Because assembly routines from the kernel headers (and most likely your own headers, if you try making your assembly programming as clean as it is in the linux kernel) are embedded in extern inline functions, GCC must be invoked with the -O flag (or -O2, -O3, etc), for these routines to be available. If not, your code may compile, but not link properly, since it will be looking for non-inlined extern functions in the libraries against which your program is being linked! Another way is to link against libraries that include fallback versions of the routines.
Inline assembly can be disabled with -fno-asm, which will have the compiler die when using extended inline asm syntax, or else generate calls to an external function named asm() that the linker can't resolve. To counter such flag, -fasm restores treatment of the asm keyword.
More generally, good compile flags for GCC on the x86 platform are
gcc -O2 -fomit-frame-pointer -W -Wall
-O2 is the good optimization level in most cases. Optimizing besides it takes more time, and yields code that is much larger, but only a bit faster; such over-optimization might be useful for tight loops only (if any), which you may be doing in assembly anyway. In cases when you need really strong compiler optimization for a few files, do consider using up to -O6.
-fomit-frame-pointer allows generated code to skip the stupid frame pointer maintenance, which makes code smaller and faster, and frees a register for further optimizations. It precludes the easy use of debugging tools (gdb), but when you use these, you just don't care about size and speed anymore anyway.
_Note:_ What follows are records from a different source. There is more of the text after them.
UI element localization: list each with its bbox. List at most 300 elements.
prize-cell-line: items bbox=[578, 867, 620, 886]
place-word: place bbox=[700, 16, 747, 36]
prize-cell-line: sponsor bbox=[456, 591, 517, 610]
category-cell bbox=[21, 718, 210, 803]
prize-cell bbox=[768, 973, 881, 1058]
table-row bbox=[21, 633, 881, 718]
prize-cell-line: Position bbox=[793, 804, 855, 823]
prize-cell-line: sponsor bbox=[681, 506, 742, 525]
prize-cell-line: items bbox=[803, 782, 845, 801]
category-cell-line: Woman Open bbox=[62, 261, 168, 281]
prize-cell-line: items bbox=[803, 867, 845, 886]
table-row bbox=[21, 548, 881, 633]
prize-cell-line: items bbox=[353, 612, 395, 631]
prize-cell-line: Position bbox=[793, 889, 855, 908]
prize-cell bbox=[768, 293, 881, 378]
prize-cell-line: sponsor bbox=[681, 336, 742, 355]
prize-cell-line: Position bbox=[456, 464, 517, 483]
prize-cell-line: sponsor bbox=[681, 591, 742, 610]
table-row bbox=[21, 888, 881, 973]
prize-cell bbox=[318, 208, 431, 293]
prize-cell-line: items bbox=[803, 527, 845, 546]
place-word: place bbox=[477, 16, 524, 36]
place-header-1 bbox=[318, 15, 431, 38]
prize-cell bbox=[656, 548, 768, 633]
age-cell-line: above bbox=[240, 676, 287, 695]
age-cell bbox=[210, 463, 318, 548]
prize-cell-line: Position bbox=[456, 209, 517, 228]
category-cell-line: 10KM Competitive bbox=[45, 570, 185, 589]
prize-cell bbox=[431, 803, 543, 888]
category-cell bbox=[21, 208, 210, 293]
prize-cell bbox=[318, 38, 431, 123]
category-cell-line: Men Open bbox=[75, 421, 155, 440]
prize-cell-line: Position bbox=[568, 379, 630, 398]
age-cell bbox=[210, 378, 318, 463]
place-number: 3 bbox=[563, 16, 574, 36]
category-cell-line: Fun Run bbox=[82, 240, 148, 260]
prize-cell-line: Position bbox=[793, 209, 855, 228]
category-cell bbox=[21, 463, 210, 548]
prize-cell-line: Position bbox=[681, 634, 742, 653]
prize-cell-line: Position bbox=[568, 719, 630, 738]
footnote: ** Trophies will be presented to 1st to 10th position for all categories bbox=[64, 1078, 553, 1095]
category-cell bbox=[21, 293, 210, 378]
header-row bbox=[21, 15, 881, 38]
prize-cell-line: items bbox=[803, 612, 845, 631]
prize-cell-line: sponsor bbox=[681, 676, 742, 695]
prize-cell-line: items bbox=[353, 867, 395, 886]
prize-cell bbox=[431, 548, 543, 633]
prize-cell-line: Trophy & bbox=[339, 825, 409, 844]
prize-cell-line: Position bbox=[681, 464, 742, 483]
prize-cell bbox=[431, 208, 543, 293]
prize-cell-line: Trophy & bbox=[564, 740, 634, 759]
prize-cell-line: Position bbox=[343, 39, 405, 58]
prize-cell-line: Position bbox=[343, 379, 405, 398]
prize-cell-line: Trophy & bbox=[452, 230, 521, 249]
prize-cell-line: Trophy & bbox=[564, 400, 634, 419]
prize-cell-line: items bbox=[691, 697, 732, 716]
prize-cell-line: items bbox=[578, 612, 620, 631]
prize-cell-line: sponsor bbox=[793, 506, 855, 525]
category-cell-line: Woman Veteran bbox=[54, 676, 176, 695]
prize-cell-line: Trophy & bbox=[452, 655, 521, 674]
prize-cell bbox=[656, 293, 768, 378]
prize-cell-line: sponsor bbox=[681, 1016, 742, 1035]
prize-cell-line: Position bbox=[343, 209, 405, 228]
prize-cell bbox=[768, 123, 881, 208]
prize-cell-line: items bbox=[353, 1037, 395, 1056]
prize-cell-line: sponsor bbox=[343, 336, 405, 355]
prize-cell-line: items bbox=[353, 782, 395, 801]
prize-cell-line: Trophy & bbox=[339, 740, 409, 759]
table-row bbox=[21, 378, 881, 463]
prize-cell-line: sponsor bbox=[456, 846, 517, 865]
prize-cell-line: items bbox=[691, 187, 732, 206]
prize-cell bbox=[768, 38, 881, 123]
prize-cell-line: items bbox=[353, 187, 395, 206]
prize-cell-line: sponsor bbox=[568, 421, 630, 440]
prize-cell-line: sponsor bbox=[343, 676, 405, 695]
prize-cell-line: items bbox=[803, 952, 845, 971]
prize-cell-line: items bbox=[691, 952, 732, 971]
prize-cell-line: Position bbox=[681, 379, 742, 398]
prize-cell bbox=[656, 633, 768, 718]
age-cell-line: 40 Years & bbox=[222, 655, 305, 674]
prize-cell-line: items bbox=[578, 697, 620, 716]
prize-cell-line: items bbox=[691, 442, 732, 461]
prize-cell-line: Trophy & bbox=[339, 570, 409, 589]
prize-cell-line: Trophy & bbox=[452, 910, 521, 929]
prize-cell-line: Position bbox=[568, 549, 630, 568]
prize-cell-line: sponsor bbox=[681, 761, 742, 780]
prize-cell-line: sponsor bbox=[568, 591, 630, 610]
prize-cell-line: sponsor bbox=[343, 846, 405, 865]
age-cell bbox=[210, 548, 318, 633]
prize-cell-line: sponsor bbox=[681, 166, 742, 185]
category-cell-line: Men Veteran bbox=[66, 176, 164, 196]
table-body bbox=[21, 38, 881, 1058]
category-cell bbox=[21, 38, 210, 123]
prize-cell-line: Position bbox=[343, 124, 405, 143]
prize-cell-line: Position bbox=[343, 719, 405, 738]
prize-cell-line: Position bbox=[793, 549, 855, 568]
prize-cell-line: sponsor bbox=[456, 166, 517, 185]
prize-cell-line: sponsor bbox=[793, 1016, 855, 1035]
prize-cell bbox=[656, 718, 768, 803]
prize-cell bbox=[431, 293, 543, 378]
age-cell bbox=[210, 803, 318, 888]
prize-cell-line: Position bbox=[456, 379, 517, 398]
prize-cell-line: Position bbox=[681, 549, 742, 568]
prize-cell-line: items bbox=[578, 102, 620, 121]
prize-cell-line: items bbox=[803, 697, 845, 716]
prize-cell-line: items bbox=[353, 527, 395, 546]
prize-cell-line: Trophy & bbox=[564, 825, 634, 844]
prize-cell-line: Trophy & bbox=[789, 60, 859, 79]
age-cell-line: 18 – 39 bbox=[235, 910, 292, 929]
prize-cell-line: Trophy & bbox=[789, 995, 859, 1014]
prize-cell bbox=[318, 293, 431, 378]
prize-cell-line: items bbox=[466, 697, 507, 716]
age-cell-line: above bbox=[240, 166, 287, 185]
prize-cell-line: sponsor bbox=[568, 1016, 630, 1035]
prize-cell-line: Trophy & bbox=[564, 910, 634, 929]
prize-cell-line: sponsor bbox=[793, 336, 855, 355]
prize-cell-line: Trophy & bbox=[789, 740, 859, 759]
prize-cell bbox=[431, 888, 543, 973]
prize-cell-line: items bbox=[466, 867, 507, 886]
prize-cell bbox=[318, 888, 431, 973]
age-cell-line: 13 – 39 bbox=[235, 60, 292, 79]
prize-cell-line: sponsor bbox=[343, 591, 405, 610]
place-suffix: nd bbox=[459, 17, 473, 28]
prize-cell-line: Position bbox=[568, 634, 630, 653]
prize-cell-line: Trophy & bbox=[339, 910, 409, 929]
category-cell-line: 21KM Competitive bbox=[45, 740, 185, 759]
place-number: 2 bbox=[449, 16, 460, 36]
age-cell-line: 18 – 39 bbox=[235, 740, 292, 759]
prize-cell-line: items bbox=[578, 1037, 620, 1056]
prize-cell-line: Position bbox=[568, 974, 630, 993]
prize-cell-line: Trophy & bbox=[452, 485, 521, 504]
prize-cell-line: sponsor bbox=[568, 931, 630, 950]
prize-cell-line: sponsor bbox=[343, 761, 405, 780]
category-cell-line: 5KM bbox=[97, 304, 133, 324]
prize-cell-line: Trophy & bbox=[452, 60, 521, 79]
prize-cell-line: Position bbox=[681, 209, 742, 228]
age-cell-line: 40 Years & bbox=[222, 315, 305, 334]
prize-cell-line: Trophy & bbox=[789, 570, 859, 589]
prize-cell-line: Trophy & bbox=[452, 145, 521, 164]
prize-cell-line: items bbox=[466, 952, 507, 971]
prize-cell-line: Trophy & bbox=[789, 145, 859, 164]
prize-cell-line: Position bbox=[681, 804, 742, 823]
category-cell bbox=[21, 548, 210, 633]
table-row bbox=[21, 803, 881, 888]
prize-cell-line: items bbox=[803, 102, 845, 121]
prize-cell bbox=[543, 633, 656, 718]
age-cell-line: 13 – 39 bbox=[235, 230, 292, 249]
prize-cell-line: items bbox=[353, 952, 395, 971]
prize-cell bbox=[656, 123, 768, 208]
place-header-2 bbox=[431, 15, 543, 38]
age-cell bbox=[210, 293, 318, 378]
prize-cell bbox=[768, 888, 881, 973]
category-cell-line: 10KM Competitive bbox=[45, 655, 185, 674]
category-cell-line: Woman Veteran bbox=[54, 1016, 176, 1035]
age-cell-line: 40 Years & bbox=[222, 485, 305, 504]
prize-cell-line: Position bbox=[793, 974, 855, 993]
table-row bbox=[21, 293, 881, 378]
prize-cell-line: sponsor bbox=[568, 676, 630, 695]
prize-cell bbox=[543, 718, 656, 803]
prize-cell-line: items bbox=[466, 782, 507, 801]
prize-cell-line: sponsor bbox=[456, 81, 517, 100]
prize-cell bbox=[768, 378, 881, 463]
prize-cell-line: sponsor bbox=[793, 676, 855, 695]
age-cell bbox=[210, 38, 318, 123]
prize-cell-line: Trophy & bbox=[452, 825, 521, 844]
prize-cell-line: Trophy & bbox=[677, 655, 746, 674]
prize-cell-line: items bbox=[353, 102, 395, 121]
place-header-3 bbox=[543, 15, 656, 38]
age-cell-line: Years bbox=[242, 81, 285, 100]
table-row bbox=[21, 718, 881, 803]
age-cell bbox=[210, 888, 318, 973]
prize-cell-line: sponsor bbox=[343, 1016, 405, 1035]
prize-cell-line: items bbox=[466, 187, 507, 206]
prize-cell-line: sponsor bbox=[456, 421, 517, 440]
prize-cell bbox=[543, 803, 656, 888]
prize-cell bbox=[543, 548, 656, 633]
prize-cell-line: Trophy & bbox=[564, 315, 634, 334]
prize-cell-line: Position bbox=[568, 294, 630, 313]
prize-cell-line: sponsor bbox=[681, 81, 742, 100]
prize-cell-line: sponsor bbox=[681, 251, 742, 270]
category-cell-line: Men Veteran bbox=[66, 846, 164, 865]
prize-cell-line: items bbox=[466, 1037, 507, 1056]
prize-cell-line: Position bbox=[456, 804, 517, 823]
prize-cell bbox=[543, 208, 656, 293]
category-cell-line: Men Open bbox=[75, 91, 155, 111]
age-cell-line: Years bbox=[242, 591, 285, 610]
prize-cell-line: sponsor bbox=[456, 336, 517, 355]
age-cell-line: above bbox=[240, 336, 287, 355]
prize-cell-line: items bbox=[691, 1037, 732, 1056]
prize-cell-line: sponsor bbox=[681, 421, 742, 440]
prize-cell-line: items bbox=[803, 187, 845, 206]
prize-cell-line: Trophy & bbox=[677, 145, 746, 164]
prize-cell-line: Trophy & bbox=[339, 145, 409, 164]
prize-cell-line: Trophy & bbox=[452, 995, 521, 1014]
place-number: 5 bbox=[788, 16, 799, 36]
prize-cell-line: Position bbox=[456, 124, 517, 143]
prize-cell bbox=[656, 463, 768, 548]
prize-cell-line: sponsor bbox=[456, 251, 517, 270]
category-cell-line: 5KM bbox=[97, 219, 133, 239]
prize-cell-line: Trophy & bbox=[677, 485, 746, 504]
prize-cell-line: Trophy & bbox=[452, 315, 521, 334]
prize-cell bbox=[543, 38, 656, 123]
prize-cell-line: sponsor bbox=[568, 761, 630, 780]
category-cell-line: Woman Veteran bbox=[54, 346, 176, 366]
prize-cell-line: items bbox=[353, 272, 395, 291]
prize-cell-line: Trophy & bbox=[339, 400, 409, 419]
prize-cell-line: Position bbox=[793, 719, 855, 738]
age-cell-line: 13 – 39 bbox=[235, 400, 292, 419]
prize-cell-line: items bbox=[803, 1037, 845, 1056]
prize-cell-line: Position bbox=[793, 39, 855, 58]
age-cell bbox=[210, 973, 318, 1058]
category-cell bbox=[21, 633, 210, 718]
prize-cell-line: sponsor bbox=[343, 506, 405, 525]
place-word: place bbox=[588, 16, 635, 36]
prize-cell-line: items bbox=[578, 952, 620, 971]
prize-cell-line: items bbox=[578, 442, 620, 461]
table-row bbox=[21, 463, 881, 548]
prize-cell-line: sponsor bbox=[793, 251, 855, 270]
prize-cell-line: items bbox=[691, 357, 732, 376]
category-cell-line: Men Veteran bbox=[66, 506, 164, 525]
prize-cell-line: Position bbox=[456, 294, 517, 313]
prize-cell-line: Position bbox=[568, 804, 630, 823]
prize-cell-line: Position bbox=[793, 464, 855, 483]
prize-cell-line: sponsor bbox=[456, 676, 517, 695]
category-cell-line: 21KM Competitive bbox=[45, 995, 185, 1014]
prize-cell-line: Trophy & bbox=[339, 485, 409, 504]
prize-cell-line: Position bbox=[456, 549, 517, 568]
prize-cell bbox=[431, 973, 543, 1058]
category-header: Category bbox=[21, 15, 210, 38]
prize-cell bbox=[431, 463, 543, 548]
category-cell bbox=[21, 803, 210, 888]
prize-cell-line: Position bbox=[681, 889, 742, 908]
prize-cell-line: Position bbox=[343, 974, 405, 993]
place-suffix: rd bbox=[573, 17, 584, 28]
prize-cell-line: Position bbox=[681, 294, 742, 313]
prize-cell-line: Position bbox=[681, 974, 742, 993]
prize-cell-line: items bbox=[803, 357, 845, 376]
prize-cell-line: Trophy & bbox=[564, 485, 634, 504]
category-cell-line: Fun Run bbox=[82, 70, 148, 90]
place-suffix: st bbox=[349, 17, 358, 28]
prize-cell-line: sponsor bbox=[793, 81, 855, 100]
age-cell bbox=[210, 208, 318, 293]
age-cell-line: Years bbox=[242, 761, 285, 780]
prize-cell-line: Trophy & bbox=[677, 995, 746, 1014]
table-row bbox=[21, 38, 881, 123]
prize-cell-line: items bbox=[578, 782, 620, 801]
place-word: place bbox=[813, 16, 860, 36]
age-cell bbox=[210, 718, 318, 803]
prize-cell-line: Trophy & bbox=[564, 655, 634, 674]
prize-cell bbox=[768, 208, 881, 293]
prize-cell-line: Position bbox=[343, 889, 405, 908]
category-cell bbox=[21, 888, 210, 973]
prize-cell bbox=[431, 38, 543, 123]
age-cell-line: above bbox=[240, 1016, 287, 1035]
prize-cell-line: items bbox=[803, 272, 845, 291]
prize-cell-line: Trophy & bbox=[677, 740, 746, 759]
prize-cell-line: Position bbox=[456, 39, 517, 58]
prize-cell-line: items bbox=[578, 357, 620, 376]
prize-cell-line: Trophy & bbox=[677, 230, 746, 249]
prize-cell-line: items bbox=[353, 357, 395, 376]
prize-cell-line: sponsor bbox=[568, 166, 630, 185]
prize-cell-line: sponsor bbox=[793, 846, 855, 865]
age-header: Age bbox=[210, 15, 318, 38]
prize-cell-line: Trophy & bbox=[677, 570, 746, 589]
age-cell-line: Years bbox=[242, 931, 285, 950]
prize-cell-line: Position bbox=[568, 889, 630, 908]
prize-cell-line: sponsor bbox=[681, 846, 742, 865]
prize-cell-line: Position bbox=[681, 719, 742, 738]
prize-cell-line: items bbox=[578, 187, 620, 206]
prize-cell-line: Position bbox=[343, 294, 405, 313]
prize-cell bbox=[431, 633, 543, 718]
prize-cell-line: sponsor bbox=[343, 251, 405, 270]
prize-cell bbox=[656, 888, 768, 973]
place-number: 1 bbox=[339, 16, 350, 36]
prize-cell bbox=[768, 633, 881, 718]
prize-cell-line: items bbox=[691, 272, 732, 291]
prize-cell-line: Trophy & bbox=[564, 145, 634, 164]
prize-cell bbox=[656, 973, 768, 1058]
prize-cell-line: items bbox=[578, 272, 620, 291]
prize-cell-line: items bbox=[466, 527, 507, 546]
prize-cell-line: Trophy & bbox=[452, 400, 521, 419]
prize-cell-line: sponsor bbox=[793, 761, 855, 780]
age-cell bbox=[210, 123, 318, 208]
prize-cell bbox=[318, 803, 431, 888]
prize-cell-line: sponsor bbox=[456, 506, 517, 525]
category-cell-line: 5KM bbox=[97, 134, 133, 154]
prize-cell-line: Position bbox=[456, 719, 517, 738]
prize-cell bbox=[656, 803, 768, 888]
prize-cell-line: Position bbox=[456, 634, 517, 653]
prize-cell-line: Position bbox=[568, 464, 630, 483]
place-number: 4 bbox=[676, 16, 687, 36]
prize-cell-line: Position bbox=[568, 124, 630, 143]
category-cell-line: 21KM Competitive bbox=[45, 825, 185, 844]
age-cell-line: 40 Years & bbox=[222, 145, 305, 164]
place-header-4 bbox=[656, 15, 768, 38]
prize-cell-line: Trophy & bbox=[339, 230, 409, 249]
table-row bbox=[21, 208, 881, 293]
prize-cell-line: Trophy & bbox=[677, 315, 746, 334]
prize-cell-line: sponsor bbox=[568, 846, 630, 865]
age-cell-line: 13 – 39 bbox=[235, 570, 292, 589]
-W -Wall enables all useful warnings and helps you to catch obvious stupid errors.
You can add some CPU-specific -m486 or such flag so that GCC will produce code that is more adapted to your precise CPU. Note that modern GCC has -mpentium and such flags (and PGCC has even more), whereas GCC 2.7.x and older versions do not. A good choice of CPU-specific flags should be in the Linux kernel. Check the TeXinfo documentation of your current GCC installation for more.
-m386 will help optimize for size, hence also for speed on computers whose memory is tight and/or loaded, since big programs cause swap, which more than counters any "optimization" intended by the larger code. In such settings, it might be useful to stop using C, and use instead a language that favors code factorization, such as a functional language and/or FORTH, and use a bytecode- or wordcode- based implementation.
Note that you can vary code generation flags from file to file, so performance-critical files will use maximum optimization, whereas other files will be optimized for size.
To optimize even more, option -mregparm=2 and/or corresponding function attribute might help, but might pose lots of problems when linking to foreign code, including libc. There are ways to correctly declare foreign functions so the right call sequences be generated, or you might want to recompile the foreign libraries to use the same register-based calling convention...
Note that you can add make these flags the default by editing file /usr/lib/gcc-lib/i486-linux/126.96.36.199/specs or wherever that is on your system (better not add -W -Wall there, though). The exact location of the GCC specs files on system can be found by gcc -v.
GCC allows (and requires) you to specify register constraints in your inline assembly code, so the optimizer always know about it; thus, inline assembly code is really made of patterns, not forcibly exact code.
Thus, you can put your assembly into CPP macros, and inline C functions, so anyone can use it in as any C function/macro. Inline functions resemble macros very much, but are sometimes cleaner to use. Beware that in all those cases, code will be duplicated, so only local labels (of 1: style) should be defined in that asm code. However, a macro would allow the name for a non local defined label to be passed as a parameter (or else, you should use additional meta-programming methods). Also, note that propagating inline asm code will spread potential bugs in them; so watch out doubly for register constraints in such inline asm code.
Lastly, the C language itself may be considered as a good abstraction to assembly programming, which relieves you from most of the trouble of assembling.